Trasmissioni radio 18. Immaginando Julio Cortázar a Parigi

di Antonio Devicienti

Quante città sanno essere anche una biblioteca, anche una macchina delle storie, anche un collidere e mescidarsi d’innumeri universi? Non molte, a ben pensarci. E Parigi sembra possedere in grado supremo tale capacità.

Passeggiava, da solo, imboccando da Rue Martel dove abitava la Rue du Faubourg Poissonnière. Lavavano la strada secondo l’uso parigino, facevano scorrere l’acqua lungo le canalette incavate sotto il ciglio dei marciapiedi. Nelle tasche dell’impermeabile aveva sempre quadernetti e penne, ma gli bastavano la memoria e la fantasia. E lo sguardo.

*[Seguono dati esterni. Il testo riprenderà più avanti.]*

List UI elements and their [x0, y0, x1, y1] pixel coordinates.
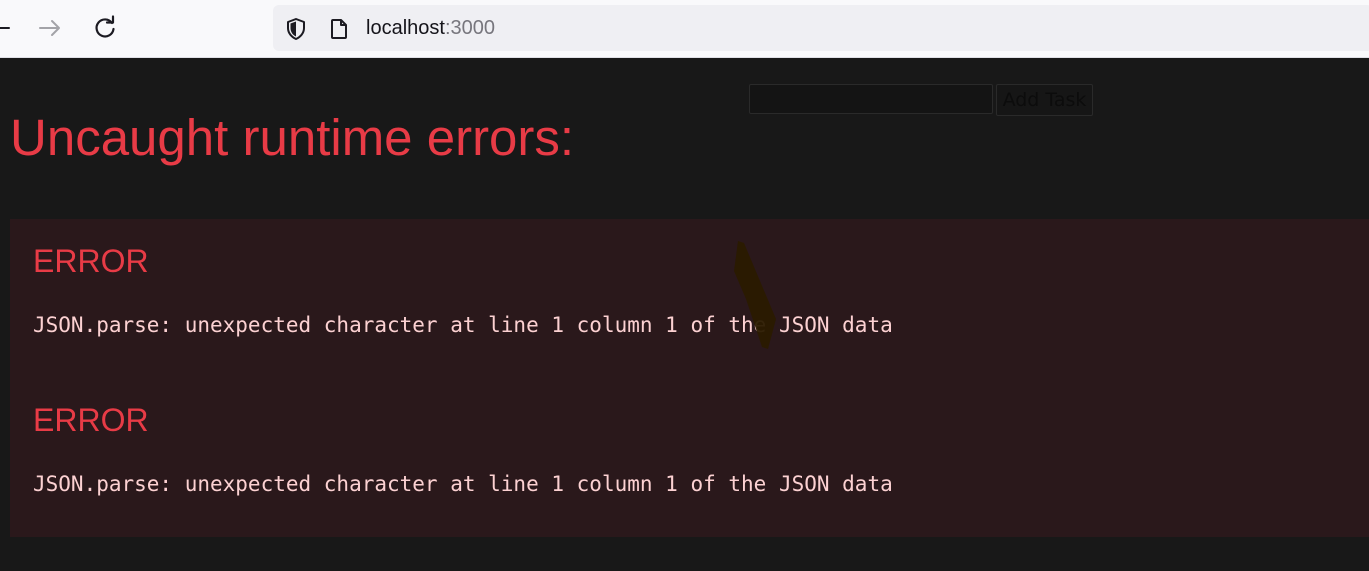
error-message: JSON.parse: unexpected character at line…: [33, 313, 893, 337]
url-port: :3000: [444, 17, 495, 39]
error-label: ERROR: [33, 243, 149, 279]
forward-button[interactable]: [36, 14, 64, 42]
back-arrow-icon: [0, 27, 10, 29]
error-overlay-title: Uncaught runtime errors:: [10, 109, 575, 166]
error-label: ERROR: [33, 402, 149, 438]
tracking-protection-button[interactable]: [285, 18, 307, 40]
site-info-button[interactable]: [328, 18, 350, 40]
page-icon: [331, 19, 347, 39]
shield-icon: [287, 18, 305, 40]
browser-toolbar: localhost:3000: [0, 0, 1369, 58]
reload-button[interactable]: [91, 14, 119, 42]
page-content: Add Task Uncaught runtime errors: ERROR …: [0, 58, 1369, 571]
address-bar[interactable]: localhost:3000: [273, 5, 1369, 51]
back-button[interactable]: [0, 14, 14, 42]
add-task-button[interactable]: Add Task: [996, 84, 1093, 116]
task-input[interactable]: [749, 84, 993, 114]
url-host: localhost: [366, 17, 445, 39]
reload-icon: [95, 15, 115, 38]
error-message: JSON.parse: unexpected character at line…: [33, 472, 893, 496]
url-text[interactable]: localhost:3000: [366, 17, 495, 39]
forward-arrow-icon: [39, 20, 60, 36]
errors-panel: ERROR JSON.parse: unexpected character a…: [10, 219, 1369, 537]
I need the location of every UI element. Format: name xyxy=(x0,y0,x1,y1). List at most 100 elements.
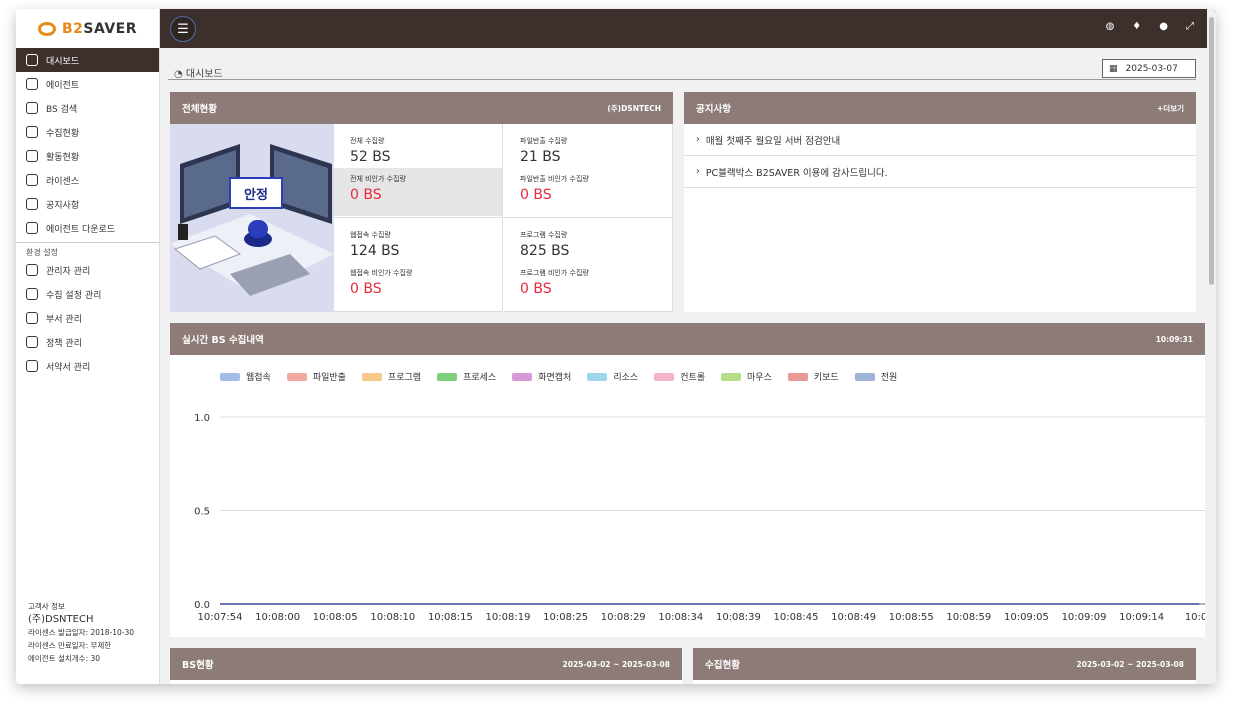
logo[interactable]: B2SAVER xyxy=(16,9,159,48)
sidebar-item-label: 수집현황 xyxy=(46,128,80,139)
stat-label: 전체 수집량 xyxy=(350,137,385,145)
sidebar-item-dashboard[interactable]: 대시보드 xyxy=(16,48,159,72)
legend-swatch xyxy=(654,372,675,381)
legend-item[interactable]: 마우스 xyxy=(721,370,772,383)
stat-cell: 파일반출 수집량 21 BS 파일반출 비인가 수집량 0 BS xyxy=(504,124,673,218)
x-tick-label: 10:08:34 xyxy=(658,612,703,623)
collect-status-card: 수집현황 2025-03-02 ~ 2025-03-08 xyxy=(693,648,1196,684)
sidebar-item-admin[interactable]: 관리자 관리 xyxy=(16,258,159,282)
collect-icon xyxy=(26,126,38,138)
sidebar-item-label: 대시보드 xyxy=(46,56,80,67)
legend-label: 전원 xyxy=(880,373,898,383)
sidebar-item-label: BS 검색 xyxy=(46,104,78,115)
customer-title: 고객사 정보 xyxy=(28,602,65,611)
legend-label: 화면캡처 xyxy=(538,373,572,383)
legend-item[interactable]: 프로그램 xyxy=(361,370,421,383)
download-icon xyxy=(26,222,38,234)
x-tick-label: 10:08:59 xyxy=(946,612,991,623)
settings-icon xyxy=(26,288,38,300)
legend-label: 키보드 xyxy=(813,373,839,383)
notice-list: › 매월 첫째주 월요일 서버 점검안내 › PC블랙박스 B2SAVER 이용에 감… xyxy=(684,124,1196,188)
user-icon[interactable]: ● xyxy=(1159,21,1168,32)
sidebar-item-label: 에이전트 다운로드 xyxy=(46,224,116,235)
legend-swatch xyxy=(854,372,875,381)
customer-name: (주)DSNTECH xyxy=(28,614,94,625)
legend-swatch xyxy=(721,372,742,381)
sidebar-item-collect[interactable]: 수집현황 xyxy=(16,120,159,144)
scrollbar-thumb[interactable] xyxy=(1209,17,1214,285)
app-window: B2SAVER 대시보드 에이전트 BS 검색 수집현황 활동현황 라이센스 공지사항 에이전… xyxy=(16,9,1216,684)
y-tick-label: 0.0 xyxy=(194,600,210,611)
notice-title: 공지사항 xyxy=(696,104,731,115)
x-tick-label: 10:09:14 xyxy=(1119,612,1164,623)
stat-cell: 프로그램 수집량 825 BS 프로그램 비인가 수집량 0 BS xyxy=(504,218,673,312)
illustration-text: 안정 xyxy=(244,187,268,203)
sidebar-item-settings[interactable]: 수집 설정 관리 xyxy=(16,282,159,306)
stat-sub: 프로그램 비인가 수집량 0 BS xyxy=(504,262,672,310)
sidebar-item-label: 정책 관리 xyxy=(46,338,82,349)
stat-value: 124 BS xyxy=(350,243,400,259)
legend-swatch xyxy=(587,372,608,381)
legend-item[interactable]: 키보드 xyxy=(787,370,839,383)
globe-icon[interactable]: ◍ xyxy=(1106,21,1115,32)
legend-item[interactable]: 파일반출 xyxy=(286,370,346,383)
calendar-icon: ▦ xyxy=(1109,63,1118,74)
collect-status-title: 수집현황 xyxy=(705,660,740,671)
sidebar-item-license[interactable]: 라이센스 xyxy=(16,168,159,192)
stat-label: 웹접속 수집량 xyxy=(350,231,391,239)
sidebar-item-department[interactable]: 부서 관리 xyxy=(16,306,159,330)
bs-status-title: BS현황 xyxy=(182,660,214,671)
sidebar-item-pledge[interactable]: 서약서 관리 xyxy=(16,354,159,378)
notice-item[interactable]: › 매월 첫째주 월요일 서버 점검안내 xyxy=(684,124,1196,156)
stat-sub: 파일반출 비인가 수집량 0 BS xyxy=(504,168,672,216)
sidebar-item-policy[interactable]: 정책 관리 xyxy=(16,330,159,354)
bell-icon[interactable]: ♦ xyxy=(1132,21,1141,32)
sidebar-item-agent[interactable]: 에이전트 xyxy=(16,72,159,96)
legend-item[interactable]: 화면캡처 xyxy=(512,370,571,383)
stat-sub-value: 0 BS xyxy=(350,187,382,203)
sidebar-item-activity[interactable]: 활동현황 xyxy=(16,144,159,168)
legend-label: 프로세스 xyxy=(463,373,497,383)
fullscreen-icon[interactable]: ⤢ xyxy=(1186,21,1194,32)
breadcrumb-divider xyxy=(168,79,1196,80)
sidebar-item-label: 라이센스 xyxy=(46,176,80,187)
department-icon xyxy=(26,312,38,324)
sidebar-menu: 대시보드 에이전트 BS 검색 수집현황 활동현황 라이센스 공지사항 에이전트 다운로드 환경… xyxy=(16,48,159,378)
logo-text: B2SAVER xyxy=(61,20,138,37)
stat-sub-label: 전체 비인가 수집량 xyxy=(350,175,406,183)
legend-item[interactable]: 프로세스 xyxy=(437,370,496,383)
megaphone-icon xyxy=(26,198,38,210)
logo-mark-icon xyxy=(37,21,56,36)
legend-item[interactable]: 전원 xyxy=(854,370,898,383)
date-picker[interactable]: ▦ 2025-03-07 xyxy=(1102,59,1196,78)
legend-item[interactable]: 리소스 xyxy=(587,370,638,383)
page-scrollbar[interactable] xyxy=(1207,9,1216,684)
legend-item[interactable]: 컨트롤 xyxy=(654,370,705,383)
customer-info: 고객사 정보 (주)DSNTECH 라이센스 발급일자: 2018-10-30 … xyxy=(28,600,134,665)
notice-item[interactable]: › PC블랙박스 B2SAVER 이용에 감사드립니다. xyxy=(684,156,1196,188)
notice-text: 매월 첫째주 월요일 서버 점검안내 xyxy=(705,135,841,147)
stat-sub-label: 파일반출 비인가 수집량 xyxy=(520,175,589,183)
sidebar-item-download[interactable]: 에이전트 다운로드 xyxy=(16,216,159,240)
legend-label: 컨트롤 xyxy=(680,373,706,383)
legend-swatch xyxy=(512,372,533,381)
legend-label: 웹접속 xyxy=(246,373,271,383)
legend-label: 리소스 xyxy=(613,373,639,383)
legend-swatch xyxy=(220,372,240,381)
collect-status-range: 2025-03-02 ~ 2025-03-08 xyxy=(1076,659,1184,669)
policy-icon xyxy=(26,336,38,348)
top-bar: ☰ ◍ ♦ ● ⤢ xyxy=(160,9,1216,48)
sidebar-item-search-doc[interactable]: BS 검색 xyxy=(16,96,159,120)
breadcrumb: ◔ 대시보드 xyxy=(174,69,223,80)
agent-icon xyxy=(26,78,38,90)
x-tick-label: 10:09:09 xyxy=(1062,612,1107,623)
license-expire: 라이센스 만료일자: 무제한 xyxy=(28,641,112,650)
x-tick-label: 10:09:05 xyxy=(1004,612,1049,623)
legend-swatch xyxy=(787,372,808,381)
menu-toggle-icon[interactable]: ☰ xyxy=(170,16,196,42)
legend-item[interactable]: 웹접속 xyxy=(220,370,271,383)
legend-label: 파일반출 xyxy=(312,373,346,383)
x-tick-label: 10:08:05 xyxy=(313,612,358,623)
notice-more-link[interactable]: +더보기 xyxy=(1157,103,1184,114)
sidebar-item-megaphone[interactable]: 공지사항 xyxy=(16,192,159,216)
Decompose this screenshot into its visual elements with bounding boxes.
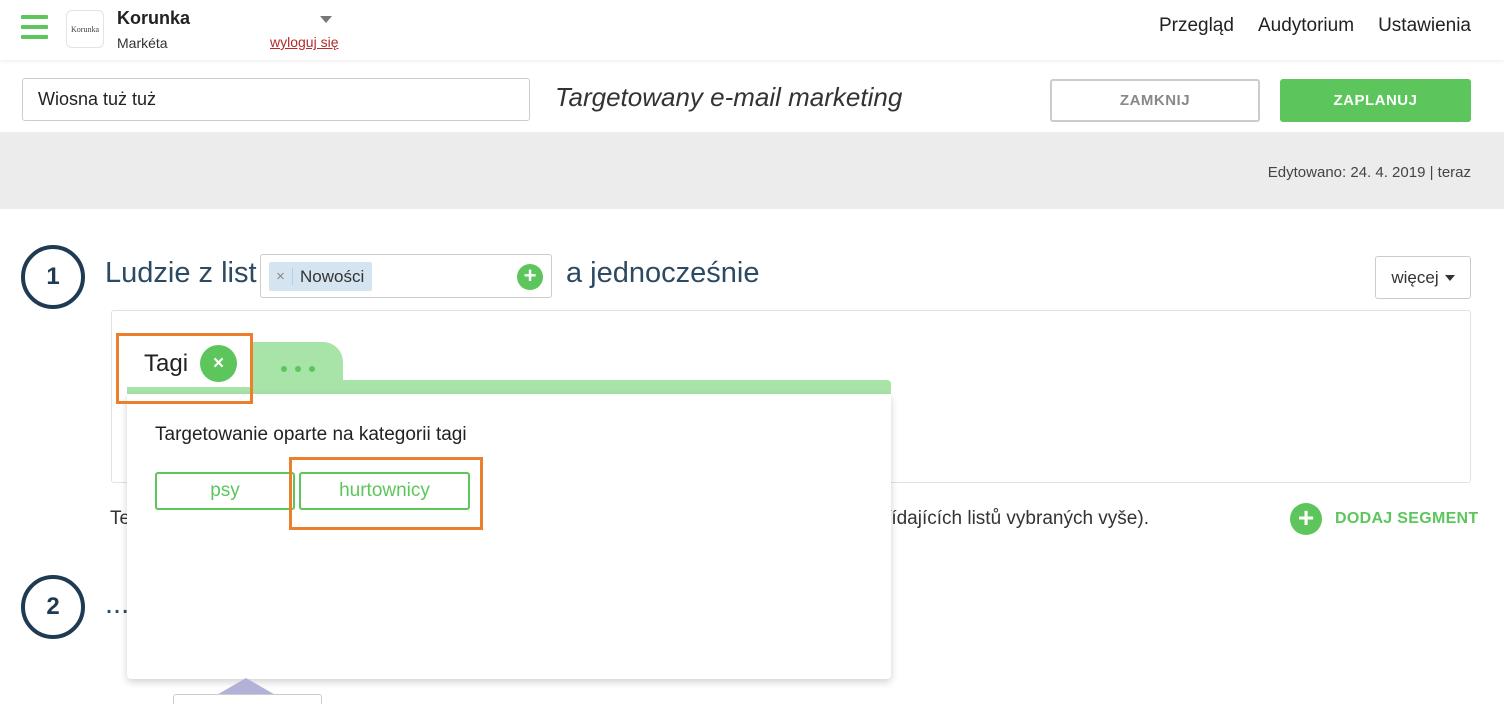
step-1-badge: 1 — [21, 245, 85, 309]
nav-audience[interactable]: Audytorium — [1258, 15, 1354, 37]
main-nav: Przegląd Audytorium Ustawienia — [1159, 15, 1471, 37]
caret-down-icon — [1444, 274, 1455, 281]
tab-tags-label: Tagi — [144, 350, 189, 377]
and-label: a jednocześnie — [566, 257, 760, 289]
more-label: więcej — [1391, 267, 1439, 287]
hint-box — [173, 694, 322, 704]
account-dropdown-caret-icon[interactable] — [320, 16, 332, 23]
more-tabs-tab[interactable] — [253, 342, 343, 387]
segment-info-text-end: řídajících listů vybraných vyše). — [885, 508, 1149, 529]
step-2-number: 2 — [46, 593, 60, 620]
account-logo: Korunka — [66, 10, 104, 48]
step-1-label: Ludzie z list — [105, 257, 257, 289]
add-segment-button[interactable]: + DODAJ SEGMENT — [1290, 503, 1478, 535]
tab-more-dot-icon — [295, 365, 301, 372]
close-button[interactable]: ZAMKNIJ — [1050, 79, 1260, 122]
nav-settings[interactable]: Ustawienia — [1378, 15, 1471, 37]
selected-list-label: Nowości — [300, 266, 365, 286]
account-user: Markéta — [117, 35, 168, 51]
step-2-label: ... — [105, 588, 130, 620]
step-1-number: 1 — [46, 263, 60, 290]
logout-link[interactable]: wyloguj się — [270, 34, 338, 50]
top-bar: Korunka Korunka Markéta wyloguj się Prze… — [0, 0, 1504, 60]
remove-list-icon[interactable]: × — [269, 268, 293, 285]
schedule-button[interactable]: ZAPLANUJ — [1280, 79, 1471, 122]
more-dropdown-button[interactable]: więcej — [1375, 256, 1471, 299]
close-tab-icon[interactable]: × — [200, 345, 237, 382]
list-selector[interactable]: × Nowości + — [260, 254, 552, 298]
edited-timestamp: Edytowano: 24. 4. 2019 | teraz — [1267, 164, 1471, 181]
tab-more-dot-icon — [309, 365, 315, 372]
selected-list-tag: × Nowości — [269, 262, 373, 291]
tag-option-hurtownicy[interactable]: hurtownicy — [299, 472, 470, 510]
step-2-badge: 2 — [21, 575, 85, 639]
account-logo-text: Korunka — [71, 24, 99, 34]
campaign-name-input[interactable] — [22, 78, 530, 121]
add-segment-label: DODAJ SEGMENT — [1335, 510, 1479, 527]
add-list-icon[interactable]: + — [517, 264, 543, 290]
tag-popup: Targetowanie oparte na kategorii tagi ps… — [127, 394, 891, 679]
add-segment-plus-icon: + — [1290, 503, 1322, 535]
tab-more-dot-icon — [281, 365, 287, 372]
hamburger-menu-icon[interactable] — [21, 15, 48, 39]
nav-overview[interactable]: Przegląd — [1159, 15, 1234, 37]
account-name: Korunka — [117, 8, 191, 28]
tag-option-psy[interactable]: psy — [155, 472, 295, 510]
campaign-type-label: Targetowany e-mail marketing — [555, 82, 903, 112]
popup-heading: Targetowanie oparte na kategorii tagi — [155, 424, 467, 445]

S’ebbe un sobbalzo del respiro quando vide un ritratto del Che sagomato con lo spray su di un muro. Ogni notte gli ritornava in sogno il Comandante, la folla raccolta a salutarlo prima della partenza per la Bolivia e l’Oceano che restituiva il suo odore dal Lungomare dell’Avana. Sempre si risvegliava dopo il sogno nella penombra del suo appartamento, il ronzio del frigorifero dalla cucina, qualche motocicletta in strada, la luce dei lampioni attraverso le tende tirate. Talvolta si alzava, accendeva il giradischi mantenendo il volume bassissimo: Miles, la tromba di Miles, il sassofono di Coltrane. Teneva la luce spenta, scostava i tendaggi. Decideva che sarebbe andato a Saint Sulpice, la mattina dopo. Intanto, insieme con il jazz, ascoltava il respiro di Carol, tendeva l’orecchio a quel respiro, ai sogni che fanno sostare in un altro luogo mentre, contemporaneamente, si sta qui, adesso. Essere due persone in un solo corpo, due storie in una sola mente, due tempi dentro il medesimo presente.